Two SPUR recommendations that were not included in this ballot measure are giving the mayor veto power over legislation and establishing an Office of Controller. We believe these to be two of our strongest and most important recommendations and — given how rare charter amendments of this nature are in cities — we see it as a missed opportunity that they didn’t make it into this measure. Despite this, we still believe Measure X to be a transformative measure for Oakland.
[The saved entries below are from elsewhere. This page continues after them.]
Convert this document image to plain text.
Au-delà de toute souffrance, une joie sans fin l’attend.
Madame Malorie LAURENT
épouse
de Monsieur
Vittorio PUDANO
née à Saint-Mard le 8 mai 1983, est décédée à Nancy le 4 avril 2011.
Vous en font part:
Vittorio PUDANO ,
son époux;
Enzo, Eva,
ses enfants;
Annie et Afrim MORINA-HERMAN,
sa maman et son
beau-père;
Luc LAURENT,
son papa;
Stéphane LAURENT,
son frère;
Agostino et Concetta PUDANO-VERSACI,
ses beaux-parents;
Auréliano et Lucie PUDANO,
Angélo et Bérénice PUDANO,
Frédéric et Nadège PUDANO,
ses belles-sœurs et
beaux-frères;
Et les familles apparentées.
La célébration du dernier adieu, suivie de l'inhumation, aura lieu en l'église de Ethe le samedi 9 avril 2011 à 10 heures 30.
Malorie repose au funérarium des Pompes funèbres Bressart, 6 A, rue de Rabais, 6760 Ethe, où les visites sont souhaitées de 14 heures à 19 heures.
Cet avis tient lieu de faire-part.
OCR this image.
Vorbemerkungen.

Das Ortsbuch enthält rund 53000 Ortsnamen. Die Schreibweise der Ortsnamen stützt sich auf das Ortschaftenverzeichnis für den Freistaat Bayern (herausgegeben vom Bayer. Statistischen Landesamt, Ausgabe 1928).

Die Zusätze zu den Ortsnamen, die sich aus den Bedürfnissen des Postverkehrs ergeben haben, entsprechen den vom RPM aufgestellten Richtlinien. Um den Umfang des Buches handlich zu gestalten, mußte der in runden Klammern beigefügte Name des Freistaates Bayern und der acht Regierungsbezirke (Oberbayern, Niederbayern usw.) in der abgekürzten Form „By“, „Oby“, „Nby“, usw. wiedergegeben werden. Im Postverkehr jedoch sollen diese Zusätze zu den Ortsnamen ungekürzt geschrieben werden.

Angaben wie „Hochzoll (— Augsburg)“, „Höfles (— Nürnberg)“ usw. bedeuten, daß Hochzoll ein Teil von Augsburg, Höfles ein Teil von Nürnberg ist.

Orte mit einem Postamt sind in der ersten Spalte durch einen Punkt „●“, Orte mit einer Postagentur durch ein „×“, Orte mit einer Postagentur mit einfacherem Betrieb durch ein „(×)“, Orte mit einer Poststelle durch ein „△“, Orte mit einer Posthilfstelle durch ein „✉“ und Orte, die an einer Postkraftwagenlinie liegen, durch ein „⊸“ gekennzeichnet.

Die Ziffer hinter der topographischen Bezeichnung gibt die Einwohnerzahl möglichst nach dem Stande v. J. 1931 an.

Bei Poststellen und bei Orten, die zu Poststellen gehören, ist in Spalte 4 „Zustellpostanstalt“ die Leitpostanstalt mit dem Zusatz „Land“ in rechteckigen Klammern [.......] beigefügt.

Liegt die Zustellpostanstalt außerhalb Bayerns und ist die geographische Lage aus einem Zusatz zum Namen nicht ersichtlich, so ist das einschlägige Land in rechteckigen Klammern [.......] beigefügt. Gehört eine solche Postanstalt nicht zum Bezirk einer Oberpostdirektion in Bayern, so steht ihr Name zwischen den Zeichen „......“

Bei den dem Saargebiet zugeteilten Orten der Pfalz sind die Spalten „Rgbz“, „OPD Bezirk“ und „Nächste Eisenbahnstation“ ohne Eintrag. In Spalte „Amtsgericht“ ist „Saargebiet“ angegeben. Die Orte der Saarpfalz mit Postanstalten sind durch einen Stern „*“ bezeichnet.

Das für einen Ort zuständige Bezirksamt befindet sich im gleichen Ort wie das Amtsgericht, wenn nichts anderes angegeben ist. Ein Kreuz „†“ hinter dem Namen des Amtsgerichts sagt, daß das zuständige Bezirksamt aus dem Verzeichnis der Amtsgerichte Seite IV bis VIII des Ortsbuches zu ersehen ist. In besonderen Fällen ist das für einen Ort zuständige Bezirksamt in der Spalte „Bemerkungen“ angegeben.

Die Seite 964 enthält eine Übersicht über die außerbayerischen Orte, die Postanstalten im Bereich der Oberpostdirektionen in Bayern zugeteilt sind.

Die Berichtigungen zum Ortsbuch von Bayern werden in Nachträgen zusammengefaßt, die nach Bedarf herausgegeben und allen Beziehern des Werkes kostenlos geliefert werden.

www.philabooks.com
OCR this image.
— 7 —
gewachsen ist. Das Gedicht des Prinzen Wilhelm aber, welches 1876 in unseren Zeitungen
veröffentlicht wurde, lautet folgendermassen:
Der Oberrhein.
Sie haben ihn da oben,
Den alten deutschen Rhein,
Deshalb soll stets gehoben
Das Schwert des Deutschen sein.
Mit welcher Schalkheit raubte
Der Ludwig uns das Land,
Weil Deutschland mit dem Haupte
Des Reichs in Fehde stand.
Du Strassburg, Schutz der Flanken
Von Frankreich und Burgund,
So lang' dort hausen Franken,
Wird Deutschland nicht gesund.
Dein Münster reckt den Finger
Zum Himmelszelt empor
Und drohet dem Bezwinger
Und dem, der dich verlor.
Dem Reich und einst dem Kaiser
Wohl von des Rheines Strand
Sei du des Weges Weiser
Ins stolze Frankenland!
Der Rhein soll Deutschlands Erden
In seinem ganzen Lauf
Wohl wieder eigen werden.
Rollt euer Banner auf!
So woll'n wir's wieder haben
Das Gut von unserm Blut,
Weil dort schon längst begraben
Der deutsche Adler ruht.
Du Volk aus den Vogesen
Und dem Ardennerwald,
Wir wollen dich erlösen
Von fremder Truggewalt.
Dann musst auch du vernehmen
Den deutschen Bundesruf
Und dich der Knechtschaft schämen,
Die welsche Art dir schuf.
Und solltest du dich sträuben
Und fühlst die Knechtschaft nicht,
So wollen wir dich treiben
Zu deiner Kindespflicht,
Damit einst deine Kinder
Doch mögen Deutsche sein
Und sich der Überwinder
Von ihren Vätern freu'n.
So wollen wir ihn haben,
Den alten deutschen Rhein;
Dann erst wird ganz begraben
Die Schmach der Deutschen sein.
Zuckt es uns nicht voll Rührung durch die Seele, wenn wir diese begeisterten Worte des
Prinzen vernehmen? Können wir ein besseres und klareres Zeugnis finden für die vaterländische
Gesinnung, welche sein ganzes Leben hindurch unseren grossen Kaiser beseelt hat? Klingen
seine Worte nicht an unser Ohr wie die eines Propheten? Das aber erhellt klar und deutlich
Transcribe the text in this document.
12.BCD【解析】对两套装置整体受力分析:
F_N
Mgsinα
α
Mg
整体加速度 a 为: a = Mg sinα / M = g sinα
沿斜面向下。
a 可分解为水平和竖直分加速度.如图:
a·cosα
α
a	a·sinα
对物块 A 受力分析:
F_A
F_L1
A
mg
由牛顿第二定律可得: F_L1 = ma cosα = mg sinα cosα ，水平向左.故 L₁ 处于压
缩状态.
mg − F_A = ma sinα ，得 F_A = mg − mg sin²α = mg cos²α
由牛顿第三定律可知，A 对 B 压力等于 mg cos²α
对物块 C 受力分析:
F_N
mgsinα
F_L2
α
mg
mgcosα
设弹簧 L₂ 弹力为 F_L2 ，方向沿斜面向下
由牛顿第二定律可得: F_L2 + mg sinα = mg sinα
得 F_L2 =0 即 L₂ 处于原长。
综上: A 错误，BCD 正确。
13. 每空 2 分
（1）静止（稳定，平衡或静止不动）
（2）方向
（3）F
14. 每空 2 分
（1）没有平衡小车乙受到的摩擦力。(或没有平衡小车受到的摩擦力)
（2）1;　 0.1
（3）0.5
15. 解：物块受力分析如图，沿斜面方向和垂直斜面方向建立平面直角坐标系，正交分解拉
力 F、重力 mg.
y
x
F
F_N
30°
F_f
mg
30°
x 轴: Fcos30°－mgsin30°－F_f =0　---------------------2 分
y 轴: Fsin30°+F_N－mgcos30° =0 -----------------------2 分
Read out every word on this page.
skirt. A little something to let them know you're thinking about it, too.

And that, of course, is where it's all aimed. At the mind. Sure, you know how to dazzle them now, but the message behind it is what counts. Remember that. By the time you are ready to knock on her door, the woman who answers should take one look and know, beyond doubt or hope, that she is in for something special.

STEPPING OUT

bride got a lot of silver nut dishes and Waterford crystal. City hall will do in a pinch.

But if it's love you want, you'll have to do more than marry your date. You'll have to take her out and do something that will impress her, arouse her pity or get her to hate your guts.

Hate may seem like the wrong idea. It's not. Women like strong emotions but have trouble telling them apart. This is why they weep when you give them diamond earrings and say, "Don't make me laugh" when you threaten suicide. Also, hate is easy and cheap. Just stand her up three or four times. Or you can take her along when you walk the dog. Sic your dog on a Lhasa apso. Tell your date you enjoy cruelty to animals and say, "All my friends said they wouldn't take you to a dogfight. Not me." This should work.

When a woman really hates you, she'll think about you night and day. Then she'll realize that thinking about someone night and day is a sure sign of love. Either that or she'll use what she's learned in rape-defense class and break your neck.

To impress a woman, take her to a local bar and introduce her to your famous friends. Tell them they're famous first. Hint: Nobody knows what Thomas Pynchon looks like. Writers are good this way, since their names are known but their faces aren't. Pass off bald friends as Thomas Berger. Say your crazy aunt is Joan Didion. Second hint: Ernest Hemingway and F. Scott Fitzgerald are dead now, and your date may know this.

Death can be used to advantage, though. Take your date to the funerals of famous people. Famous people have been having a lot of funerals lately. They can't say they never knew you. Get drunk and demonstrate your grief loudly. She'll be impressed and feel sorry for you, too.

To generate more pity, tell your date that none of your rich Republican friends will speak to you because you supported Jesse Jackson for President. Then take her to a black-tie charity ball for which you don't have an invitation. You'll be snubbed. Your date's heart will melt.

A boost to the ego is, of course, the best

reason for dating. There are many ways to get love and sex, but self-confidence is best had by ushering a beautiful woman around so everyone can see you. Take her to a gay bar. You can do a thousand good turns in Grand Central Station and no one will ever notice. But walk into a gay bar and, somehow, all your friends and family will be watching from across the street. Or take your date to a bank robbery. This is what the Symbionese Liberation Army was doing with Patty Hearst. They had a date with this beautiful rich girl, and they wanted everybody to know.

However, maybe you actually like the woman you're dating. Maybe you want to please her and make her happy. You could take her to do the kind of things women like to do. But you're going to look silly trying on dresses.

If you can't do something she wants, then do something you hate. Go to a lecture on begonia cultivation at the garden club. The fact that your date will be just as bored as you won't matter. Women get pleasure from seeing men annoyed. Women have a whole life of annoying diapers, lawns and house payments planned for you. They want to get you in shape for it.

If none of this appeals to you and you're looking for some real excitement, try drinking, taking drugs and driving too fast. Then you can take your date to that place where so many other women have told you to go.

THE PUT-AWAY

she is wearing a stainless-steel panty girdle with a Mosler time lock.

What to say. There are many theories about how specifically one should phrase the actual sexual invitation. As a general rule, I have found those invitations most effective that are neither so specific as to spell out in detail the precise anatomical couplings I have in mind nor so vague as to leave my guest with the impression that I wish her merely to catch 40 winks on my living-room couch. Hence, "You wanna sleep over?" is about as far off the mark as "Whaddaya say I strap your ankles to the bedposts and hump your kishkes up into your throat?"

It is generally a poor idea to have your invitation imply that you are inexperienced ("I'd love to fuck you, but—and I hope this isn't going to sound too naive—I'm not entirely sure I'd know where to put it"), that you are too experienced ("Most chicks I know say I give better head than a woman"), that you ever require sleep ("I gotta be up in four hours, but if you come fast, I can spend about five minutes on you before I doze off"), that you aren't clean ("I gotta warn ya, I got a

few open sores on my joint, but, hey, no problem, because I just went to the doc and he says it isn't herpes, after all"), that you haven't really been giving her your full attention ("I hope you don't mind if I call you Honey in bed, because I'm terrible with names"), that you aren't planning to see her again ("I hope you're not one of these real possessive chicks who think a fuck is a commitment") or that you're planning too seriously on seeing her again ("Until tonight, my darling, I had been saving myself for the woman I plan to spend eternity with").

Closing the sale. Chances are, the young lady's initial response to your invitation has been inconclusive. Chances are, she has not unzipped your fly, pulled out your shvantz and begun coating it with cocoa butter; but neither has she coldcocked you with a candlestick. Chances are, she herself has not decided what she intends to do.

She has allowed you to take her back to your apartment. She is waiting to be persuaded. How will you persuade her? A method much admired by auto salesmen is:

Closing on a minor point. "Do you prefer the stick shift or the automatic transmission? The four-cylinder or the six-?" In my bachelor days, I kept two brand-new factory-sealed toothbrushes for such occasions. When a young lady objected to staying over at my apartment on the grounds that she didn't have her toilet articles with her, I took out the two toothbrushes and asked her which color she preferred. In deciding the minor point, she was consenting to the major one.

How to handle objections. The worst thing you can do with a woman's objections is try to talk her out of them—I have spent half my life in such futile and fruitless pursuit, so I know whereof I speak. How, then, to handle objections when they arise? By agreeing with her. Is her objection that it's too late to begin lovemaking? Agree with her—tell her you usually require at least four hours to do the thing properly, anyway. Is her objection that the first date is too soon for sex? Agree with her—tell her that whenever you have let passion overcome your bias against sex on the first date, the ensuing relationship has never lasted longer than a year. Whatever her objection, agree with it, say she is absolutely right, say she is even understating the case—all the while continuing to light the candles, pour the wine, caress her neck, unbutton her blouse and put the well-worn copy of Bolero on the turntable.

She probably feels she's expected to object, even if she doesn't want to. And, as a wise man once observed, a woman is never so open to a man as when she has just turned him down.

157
Who Supports This Measure?
Measure X has received mixed support across the City of Oakland. It is supported by Oakland Rising, opposed by the League of Women Voters in Oakland and garnered a “mixed opinion” rating from the Black Lives Voter Guide, Oakland. Several of Oakland’s 10 mayoral candidates have discussed their desires for improving the workings of government in Oakland, and Loren Taylor and Seneca Scott have explicitly cited SPUR’s report as a blueprint for this change in interviews. SPUR’s recommendation to create a city controller position, while not included in Measure X, was supported by three of the five candidates who participated in SPUR’s recent mayoral forum.
What Does SPUR Think?
Measure X would not address all of the Oakland’s governance challenges. Primarily, SPUR believes this measure could do more to resolve Oakland’s confusing hybrid governance system by strengthening the role of the mayor. Additionally, the measure does not create an Office of Controller, which we believe is critical for the financial health of the city. However, it does include important changes to help improve Oakland’s government, many of which SPUR has called for, including term limits, the ability to increase salaries for councilmembers, and minimum staffing for the city auditor. Overall, we believe this measure includes many steps in the right direction and is worthy of support.